His impressive management style was noted by Gennaro A. Sbarro, Sbarro's former president of franchising and development and owner of U.S.-based Neo Hospitality, who cited Elashvili as "a key source of inspiration."
"He's one of Sbarro's top franchisees and one of the greatest operators I've done business with in my career," Sbarro told Nation's Restaurant News, a U.S.-based magazine that provides news stories and reports trends in the restaurant and food service industries.
Elashvili's keen business sense and pragmatic approach to franchising have also been rewarded by a long list of awards, professional recognitions and accolades. He was voted the best manager in 2003 in the sector of Products & Services of Mass Demand by Kompaniya business weekly. He won the Ernst & Young 2004 Entrepreneur of the Year Contest in Services and Transport category and again in 2006, for Outstanding Business Growth.
Late last year, Elashvili was met with applause from a crowd of businessmen as Ernst & Young added yet another feather to his cap by naming him Entrepreneur of the Year in the International Business category.
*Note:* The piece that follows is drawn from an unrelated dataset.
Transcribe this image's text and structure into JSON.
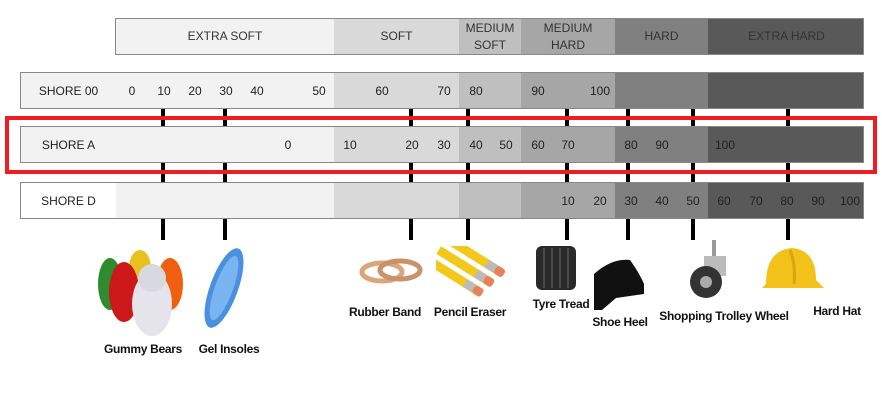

Elashvili heads the franchising committee of the business lobby group Opora Rossii, or Support for Russia, where he has been pushing for business-friendly franchise regulations.
He typically works 14-hour days, not solely from his suite of offices but also from his car, checking in on his far-flung operations. A father of three, Elashvili said his family occupies "a very special place in my heart."
Perhaps with a backward glance at his own difficult childhood, he stressed that every business executive should push for social changes through charitable activity and community involvement. "In its activity a company must take into account the interests of a community as well as the resources it uses," he said.
"Elashvili is active in social circles and is a strong believer in the social responsibility of business," said Irina Gorbulina, president of the Russia Academy of Business and Entrepreneurship, who has known Elashvili since 1997. "He's the ultimate professional and businessman and not one to rest on his laurels."